Comment #1 - It's not necessarily the chart with two axes that's bad, it's the data behind it. In the newsletter, most of Stephen's graphs illustrate the relationship between revenue and units sold. I would argue that is comparison is flawed from the beginning and, as such, this type of chart should not be used. My reasoning is that, although it seems like the data is should be related, when you drill down into the data you might find out that the correlation is not as close as you might have thought. Depending on the data:

  • What defines a unit?
  • Are the units the same unit each quarter or are there multiple types of units being charted as one?
  • If there are multiple units, how are the changes in volume accounted for within the sales mix?
  • Won't price increases distort the data over time?
  • How does the chart account for decreases in purchasing power over time i.e inflation over time?
  • If the data is measured by quarter and one of the quarters includes a leap year, how do you account for the extra day?

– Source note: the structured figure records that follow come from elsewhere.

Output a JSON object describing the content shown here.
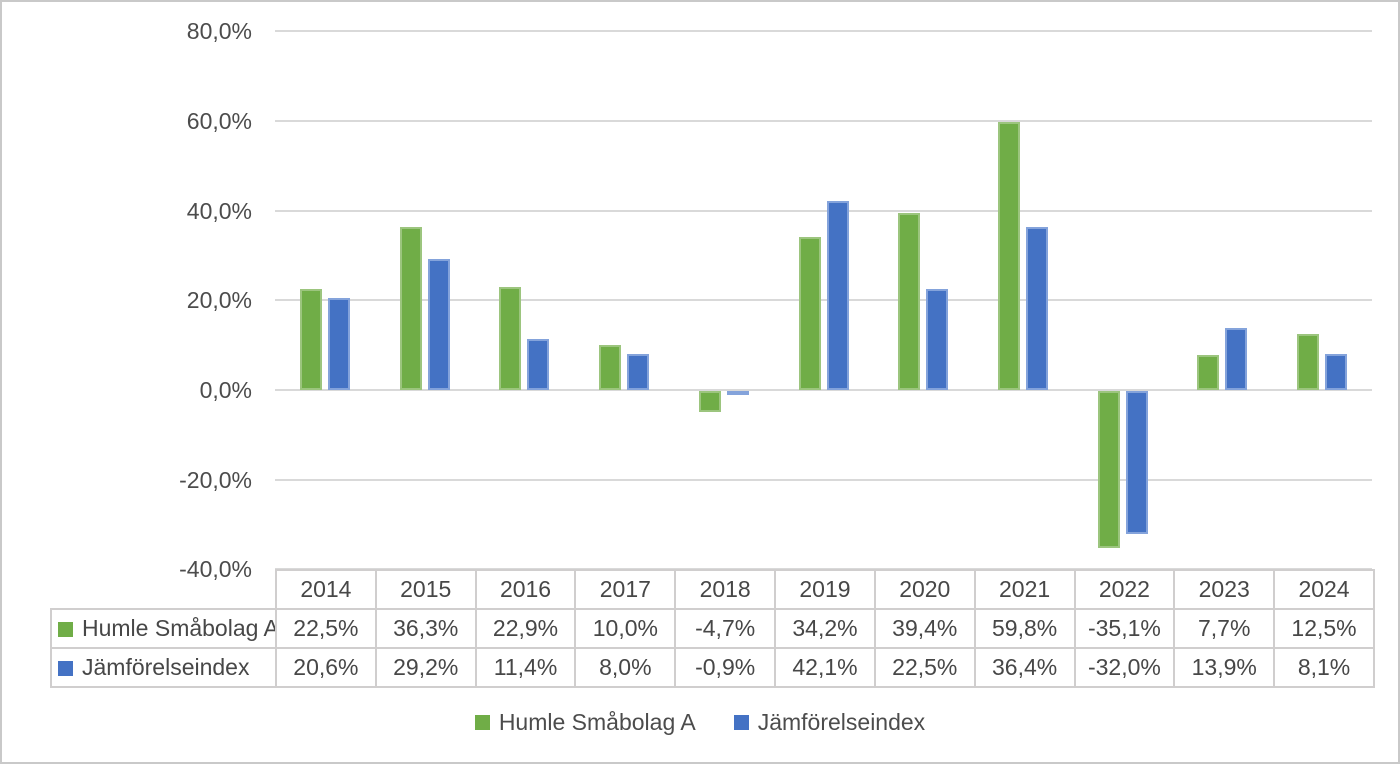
{
  "page": {
    "background": "#ffffff",
    "border_color": "#c9c9c9",
    "text_color": "#4c4c4c",
    "gridline_color": "#d9d9d9",
    "table_border_color": "#d0cece"
  },
  "chart_data": {
    "type": "bar",
    "title": "",
    "xlabel": "",
    "ylabel": "",
    "categories": [
      "2014",
      "2015",
      "2016",
      "2017",
      "2018",
      "2019",
      "2020",
      "2021",
      "2022",
      "2023",
      "2024"
    ],
    "series": [
      {
        "name": "Humle Småbolag A",
        "color": "#70AD47",
        "border_color": "#9CC57E",
        "values": [
          22.5,
          36.3,
          22.9,
          10.0,
          -4.7,
          34.2,
          39.4,
          59.8,
          -35.1,
          7.7,
          12.5
        ]
      },
      {
        "name": "Jämförelseindex",
        "color": "#4472C4",
        "border_color": "#84A3DB",
        "values": [
          20.6,
          29.2,
          11.4,
          8.0,
          -0.9,
          42.1,
          22.5,
          36.4,
          -32.0,
          13.9,
          8.1
        ]
      }
    ],
    "ylim": [
      -40,
      80
    ],
    "ytick_step": 20,
    "yticks": [
      80,
      60,
      40,
      20,
      0,
      -20,
      -40
    ],
    "ytick_labels": [
      "80,0%",
      "60,0%",
      "40,0%",
      "20,0%",
      "0,0%",
      "-20,0%",
      "-40,0%"
    ],
    "grid": true,
    "legend_position": "bottom",
    "value_format": "percent, 1 decimal, comma separator"
  },
  "table": {
    "header_row": [
      "",
      "2014",
      "2015",
      "2016",
      "2017",
      "2018",
      "2019",
      "2020",
      "2021",
      "2022",
      "2023",
      "2024"
    ],
    "rows": [
      {
        "label": "Humle Småbolag A",
        "swatch_color": "#70AD47",
        "values": [
          "22,5%",
          "36,3%",
          "22,9%",
          "10,0%",
          "-4,7%",
          "34,2%",
          "39,4%",
          "59,8%",
          "-35,1%",
          "7,7%",
          "12,5%"
        ]
      },
      {
        "label": "Jämförelseindex",
        "swatch_color": "#4472C4",
        "values": [
          "20,6%",
          "29,2%",
          "11,4%",
          "8,0%",
          "-0,9%",
          "42,1%",
          "22,5%",
          "36,4%",
          "-32,0%",
          "13,9%",
          "8,1%"
        ]
      }
    ]
  },
  "legend": {
    "items": [
      {
        "label": "Humle Småbolag A",
        "color": "#70AD47"
      },
      {
        "label": "Jämförelseindex",
        "color": "#4472C4"
      }
    ]
  }
}
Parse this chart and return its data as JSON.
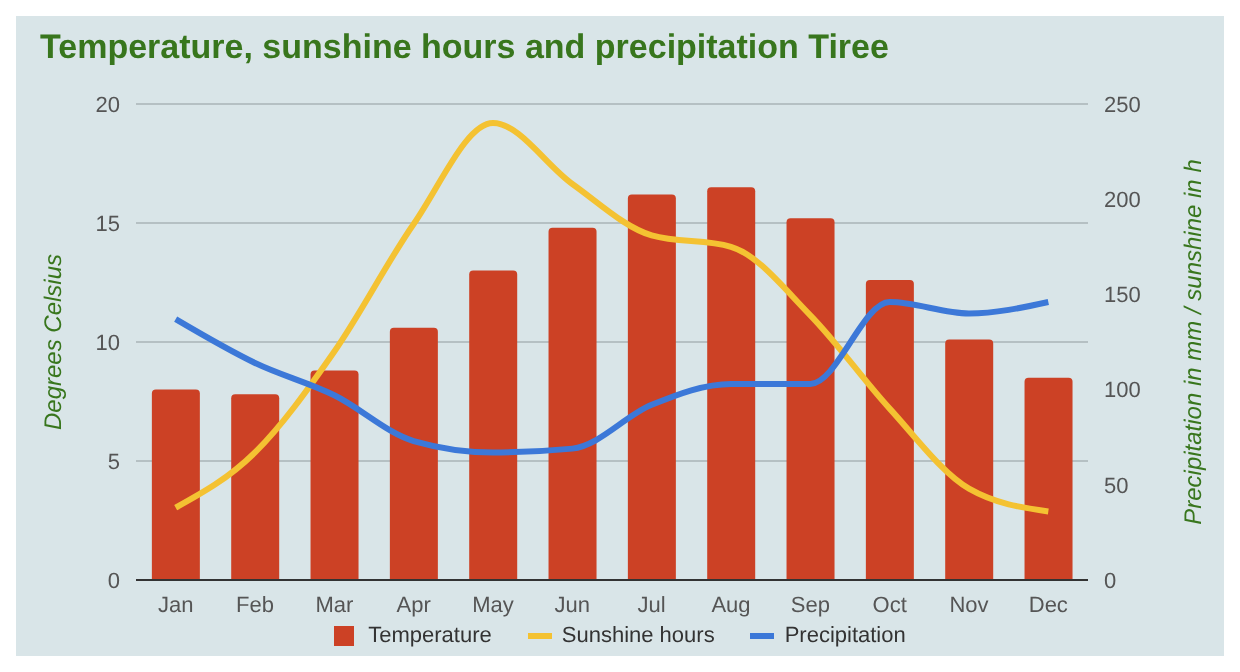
{
  "chart_data": {
    "type": "bar",
    "title": "Temperature, sunshine hours and precipitation Tiree",
    "ylabel": "Degrees Celsius",
    "y2label": "Precipitation in mm / sunshine in h",
    "categories": [
      "Jan",
      "Feb",
      "Mar",
      "Apr",
      "May",
      "Jun",
      "Jul",
      "Aug",
      "Sep",
      "Oct",
      "Nov",
      "Dec"
    ],
    "series": [
      {
        "name": "Temperature",
        "color": "#cc4125",
        "values": [
          8.0,
          7.8,
          8.8,
          10.6,
          13.0,
          14.8,
          16.2,
          16.5,
          15.2,
          12.6,
          10.1,
          8.5
        ]
      },
      {
        "name": "Sunshine hours",
        "type": "line",
        "axis": "y2",
        "color": "#f4c232",
        "values": [
          38,
          67,
          120,
          187,
          240,
          208,
          181,
          175,
          139,
          90,
          48,
          36
        ]
      },
      {
        "name": "Precipitation",
        "type": "line",
        "axis": "y2",
        "color": "#3c78d8",
        "values": [
          137,
          114,
          97,
          73,
          67,
          69,
          92,
          103,
          103,
          146,
          140,
          146
        ]
      }
    ],
    "ylim": [
      0,
      20
    ],
    "yticks": [
      0,
      5,
      10,
      15,
      20
    ],
    "y2lim": [
      0,
      250
    ],
    "y2ticks": [
      0,
      50,
      100,
      150,
      200,
      250
    ],
    "grid": "y",
    "legend": "bottom",
    "marker": "none",
    "line_style": "solid"
  }
}
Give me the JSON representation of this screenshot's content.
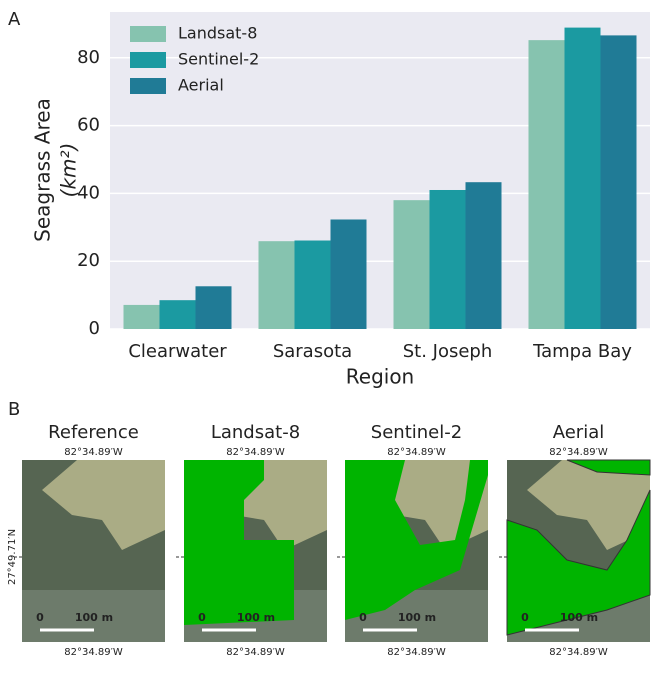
{
  "chart_data": {
    "type": "bar",
    "panel_label": "A",
    "ylabel": "Seagrass Area",
    "ylabel_unit": "(km²)",
    "xlabel": "Region",
    "categories": [
      "Clearwater",
      "Sarasota",
      "St. Joseph",
      "Tampa Bay"
    ],
    "series": [
      {
        "name": "Landsat-8",
        "color": "#86c3af",
        "values": [
          7.1,
          25.9,
          38,
          85.2
        ]
      },
      {
        "name": "Sentinel-2",
        "color": "#1b9aa1",
        "values": [
          8.5,
          26.1,
          41,
          88.9
        ]
      },
      {
        "name": "Aerial",
        "color": "#207b96",
        "values": [
          12.6,
          32.3,
          43.3,
          86.6
        ]
      }
    ],
    "ylim": [
      0,
      93.5
    ],
    "yticks": [
      0,
      20,
      40,
      60,
      80
    ],
    "grid": true,
    "legend": "upper-left"
  },
  "panel_b": {
    "label": "B",
    "lat": "27°49.71′N",
    "panels": [
      {
        "title": "Reference",
        "top_lon": "82°34.89′W",
        "bottom_lon": "82°34.89′W",
        "scale_start": "0",
        "scale_end": "100 m"
      },
      {
        "title": "Landsat-8",
        "top_lon": "82°34.89′W",
        "bottom_lon": "82°34.89′W",
        "scale_start": "0",
        "scale_end": "100 m"
      },
      {
        "title": "Sentinel-2",
        "top_lon": "82°34.89′W",
        "bottom_lon": "82°34.89′W",
        "scale_start": "0",
        "scale_end": "100 m"
      },
      {
        "title": "Aerial",
        "top_lon": "82°34.89′W",
        "bottom_lon": "82°34.89′W",
        "scale_start": "0",
        "scale_end": "100 m"
      }
    ]
  }
}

In my opinion, I think an argument can be made that a dual axis chart showing revenue and units sold is probably not the the best use of a dual-axes chart. That being said I do have to admit that I do use this type comparison at a top-level where the components of variance might be considered immaterial. If a dual-axes chart is to be used the audience should be educated on how to interpret the underlying data and how to recognize and address possible flaws before decisions a made.

Comment #2 - If you are going to present a dual-axis chart, the axes need to be proportional. That means doing the math for each axes to make sure it is in fact proportional to the other.

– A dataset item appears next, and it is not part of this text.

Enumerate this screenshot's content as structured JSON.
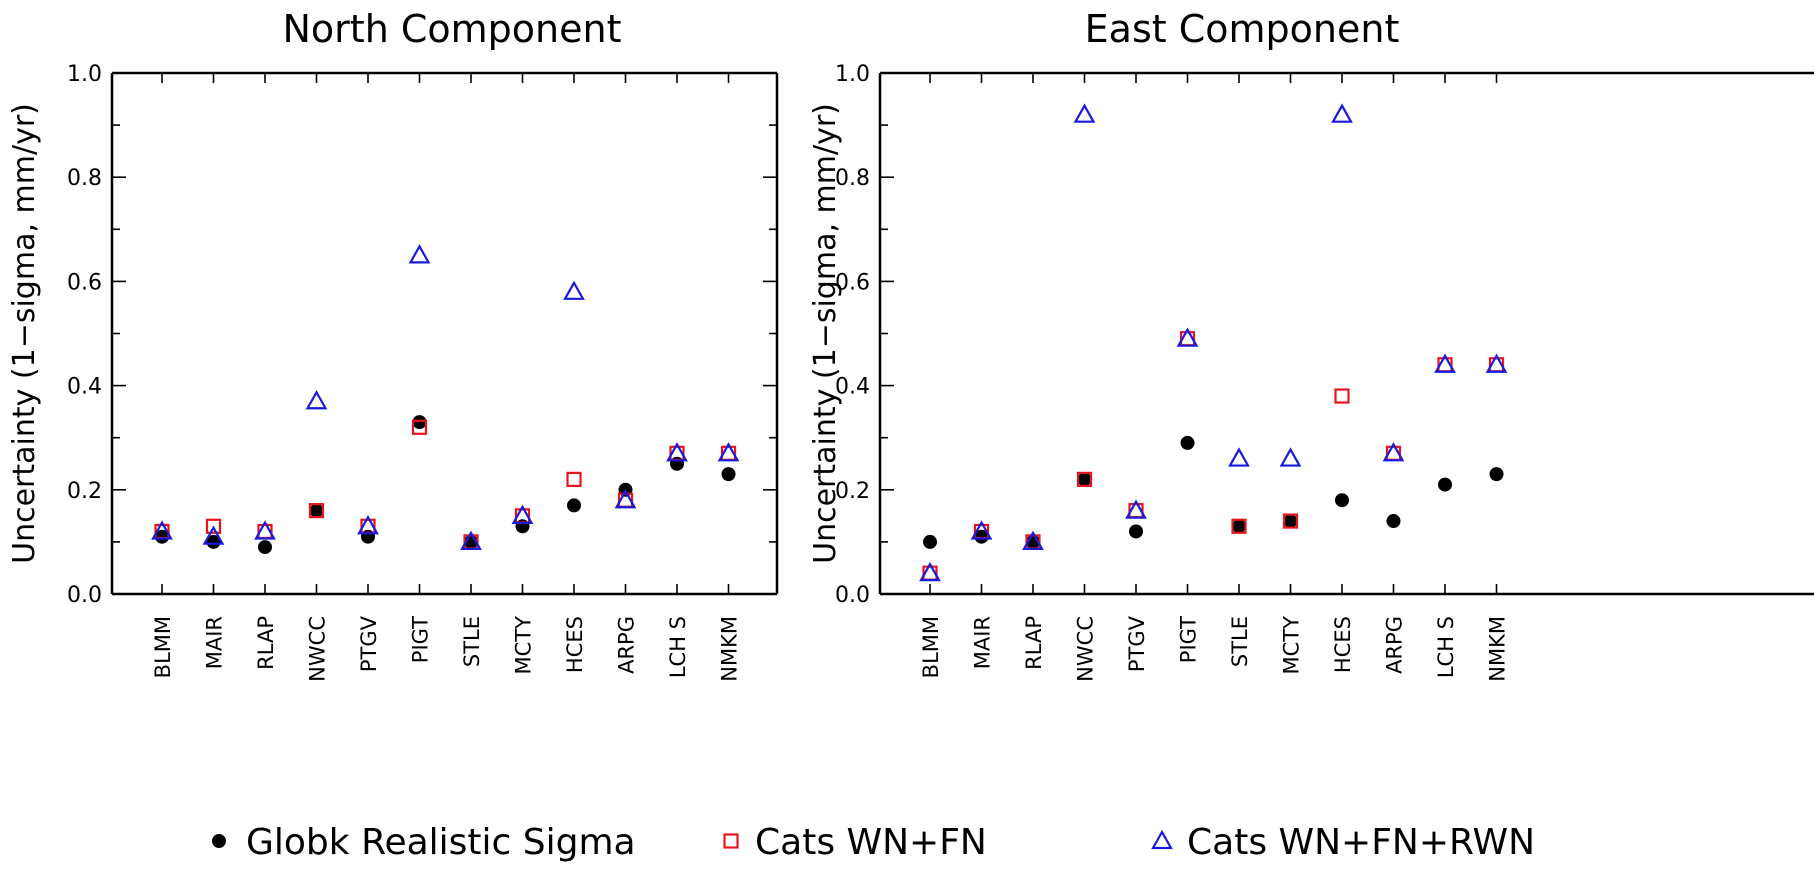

Comment #3 - As Stephen observed, line graphs are the best presentation for this type of chart.

Comment #4 - "I can’t think of a single case when there isn’t a better solution than a graph with a dual-scaled axis." In my line of work, we've found that these graphs are very useful for auditing calculations. For example, you are tasked with building a projection of revenue and discounts for the next year. In a healthcare environment, revenue and discounts both contain the same components of variance i.e. work days, fee increases, volume changes, payer mix changes, and changes in service mix or acuity. The calculations the build all of these components can get very complex. Rather than attemping to proof each calculation that builds the projection, this chart can quickly pick up areas of possible error.

In the example below, it's obvious that there's problem with June calculations because the lines are not in sync for that month.

image

Comparing the growth in same-type volumes (for example Radiology vs. Laboratory volumes) is another example.

To conclude, there may in fact be better charts for displaying certain types of data. But if the audience understands the relationships between the data I think there is a place for these charts. And like the example above shows, there's most definitely a place for these charts when performing audits.